Zwar wird etwa bei der Suchmaschine Google der Begriff "Wohnung kaufen" mittlerweile doppelt so oft eingegeben wie noch vor fünf Jahren. Doch für den Begriff "Wohnung mieten" ist die Zahl der Suchanfragen genauso stark gestiegen. Auch auf der Online-Plattform Immobilienscout 24 ist der Anteil der Kaufgesuche (gegenüber den Mietanfragen) in den vergangenen Jahren nur geringfügig gestiegen, von 18 auf 20 Prozent. "Es gibt keine eindeutige Hinwendung zum Kaufen", sagt Voigtländer. Schließlich seien die Hürden zum Eigenheim hoch: Die meisten Banken verlangen immerhin 20 Prozent des Kaufpreises als Eigenkapital. Zudem sind Grunderwerbsteuer, Notar- und Maklerkosten hierzulande höher als in anderen Ländern.

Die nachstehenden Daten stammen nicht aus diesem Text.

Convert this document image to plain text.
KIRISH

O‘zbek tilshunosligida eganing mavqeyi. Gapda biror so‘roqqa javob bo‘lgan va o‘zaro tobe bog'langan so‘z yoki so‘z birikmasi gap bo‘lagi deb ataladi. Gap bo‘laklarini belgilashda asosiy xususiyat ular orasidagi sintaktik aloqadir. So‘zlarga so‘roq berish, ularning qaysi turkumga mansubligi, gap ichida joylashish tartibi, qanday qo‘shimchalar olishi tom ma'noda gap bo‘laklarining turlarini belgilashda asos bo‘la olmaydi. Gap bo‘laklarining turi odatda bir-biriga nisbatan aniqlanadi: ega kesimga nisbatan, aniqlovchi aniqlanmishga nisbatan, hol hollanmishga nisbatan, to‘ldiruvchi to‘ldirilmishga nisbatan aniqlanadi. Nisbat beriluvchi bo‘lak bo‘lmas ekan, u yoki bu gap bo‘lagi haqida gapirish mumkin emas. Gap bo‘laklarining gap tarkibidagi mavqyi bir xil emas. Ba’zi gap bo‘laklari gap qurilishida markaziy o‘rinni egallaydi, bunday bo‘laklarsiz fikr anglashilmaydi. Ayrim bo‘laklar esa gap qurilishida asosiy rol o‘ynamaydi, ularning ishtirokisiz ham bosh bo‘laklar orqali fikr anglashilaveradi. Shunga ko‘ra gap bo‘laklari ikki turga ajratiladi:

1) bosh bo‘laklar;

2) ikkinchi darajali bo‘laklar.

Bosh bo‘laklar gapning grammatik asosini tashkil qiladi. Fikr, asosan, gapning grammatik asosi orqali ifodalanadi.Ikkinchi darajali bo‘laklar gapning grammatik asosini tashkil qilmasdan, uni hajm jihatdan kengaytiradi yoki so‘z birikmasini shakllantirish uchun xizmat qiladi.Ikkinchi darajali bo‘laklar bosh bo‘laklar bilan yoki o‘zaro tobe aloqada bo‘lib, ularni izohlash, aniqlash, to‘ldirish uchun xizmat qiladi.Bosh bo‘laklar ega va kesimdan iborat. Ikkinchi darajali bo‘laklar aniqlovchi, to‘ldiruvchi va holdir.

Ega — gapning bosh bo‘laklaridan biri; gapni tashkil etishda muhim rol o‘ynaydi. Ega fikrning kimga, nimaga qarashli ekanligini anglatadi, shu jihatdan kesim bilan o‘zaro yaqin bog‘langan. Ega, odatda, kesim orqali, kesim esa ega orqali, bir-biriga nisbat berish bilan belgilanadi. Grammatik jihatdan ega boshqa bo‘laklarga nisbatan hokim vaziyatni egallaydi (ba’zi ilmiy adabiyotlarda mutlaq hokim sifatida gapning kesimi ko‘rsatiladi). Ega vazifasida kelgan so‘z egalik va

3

Dass die Kosten für die eigene Immobilie noch immer niedriger sind als die Mieten, wertet Voigtländer als gutes Zeichen. In Ländern wie Irland oder den USA, wo vor knapp zehn Jahren Immobilienblasen platzten, war Wohneigentum nämlich deutlich teurer als das Leben zur Miete - selbst wenn Schuldner überhaupt nicht tilgten. Solange das Verhältnis andersherum ist, drohe kein Preiseinbruch, sagt Voigtländer. Vielmehr könnten Immobilien hierzulande noch ein bisschen teurer werden.